← Journal
Cornerstone Essay

Reflection

ReflectionJune 2025

Why I Started Feeding People Before I Built a Foundation

It began not with a plan, but with a feeling. I had cooked a pot of biryani — not an unusual thing — but that evening I drove somewhere I'd been meaning to go for months. I had no organisation behind me. No logo. No volunteer programme. Just rice and a sense that I could no longer defer this particular thing I knew I needed to do.

The Foundation came later. The clarity came later. The name, the structure, the pillars — all of that came later. What came first was the discomfort of sitting with what I had, and the even deeper discomfort of doing nothing with it.

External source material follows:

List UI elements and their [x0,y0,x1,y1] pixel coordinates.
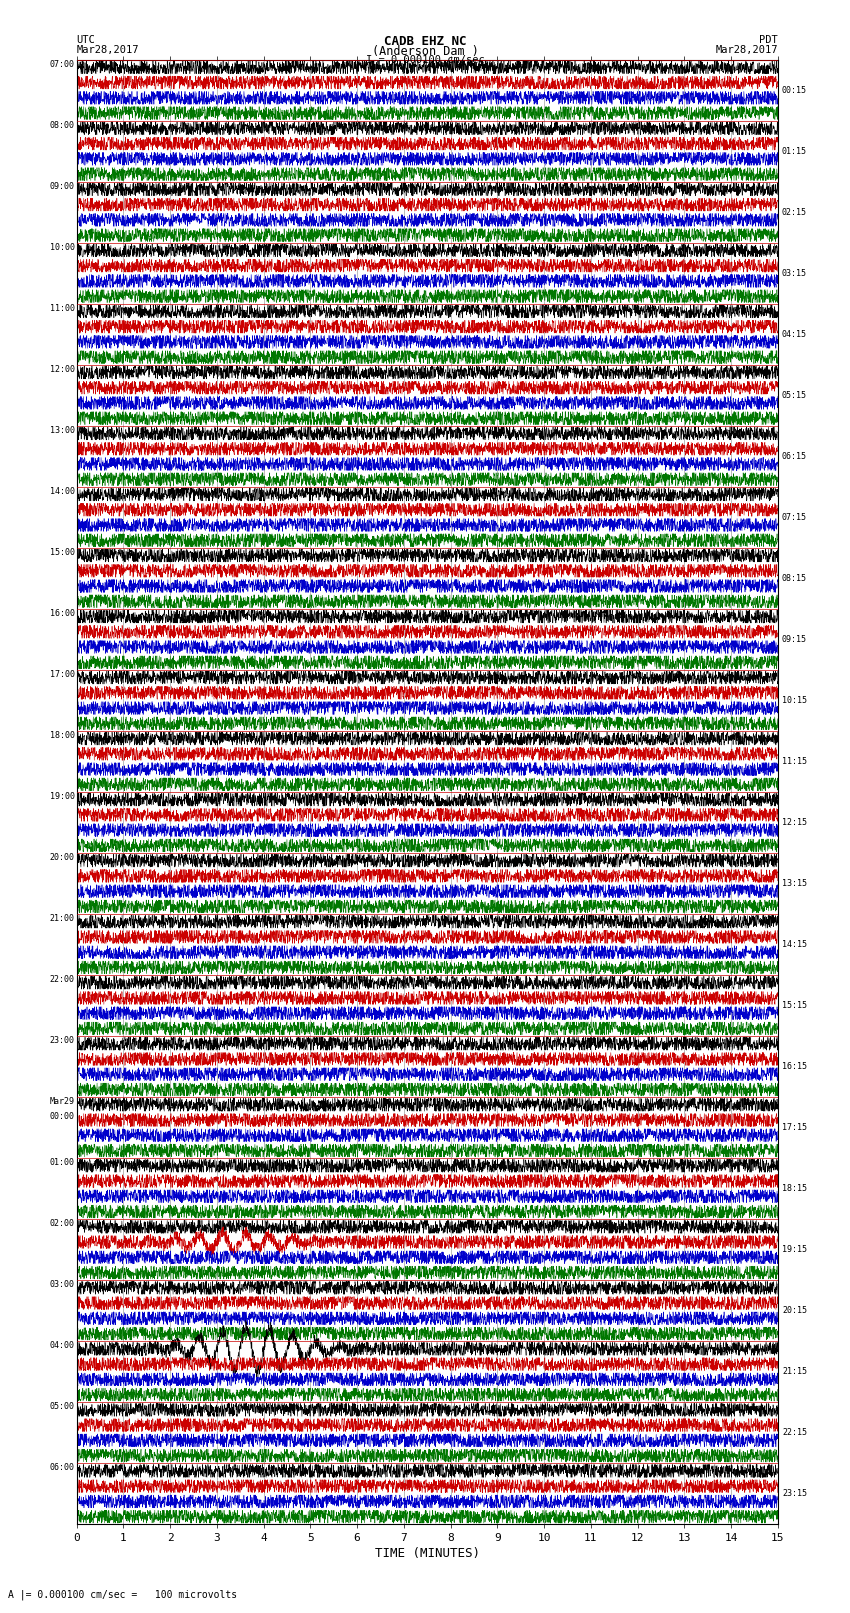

There is a particular kind of guilt that comes not from wrongdoing but from inaction. From recognising something and choosing, day after day, to look away. I had been looking away for longer than I am comfortable admitting. Not out of malice. Out of the ordinary busyness of building a life, building businesses, moving from one thing to the next.

The evening I drove out with that pot of biryani, I was not trying to change anything. I was trying to stop looking away.

I still drive myself. I still cook, or arrange for it to be cooked. I still show up in the same places. I have found that consistency is its own form of dignity — it says: this is not a gesture. This is a practice.

The Foundation grew from that practice. Not the other way around.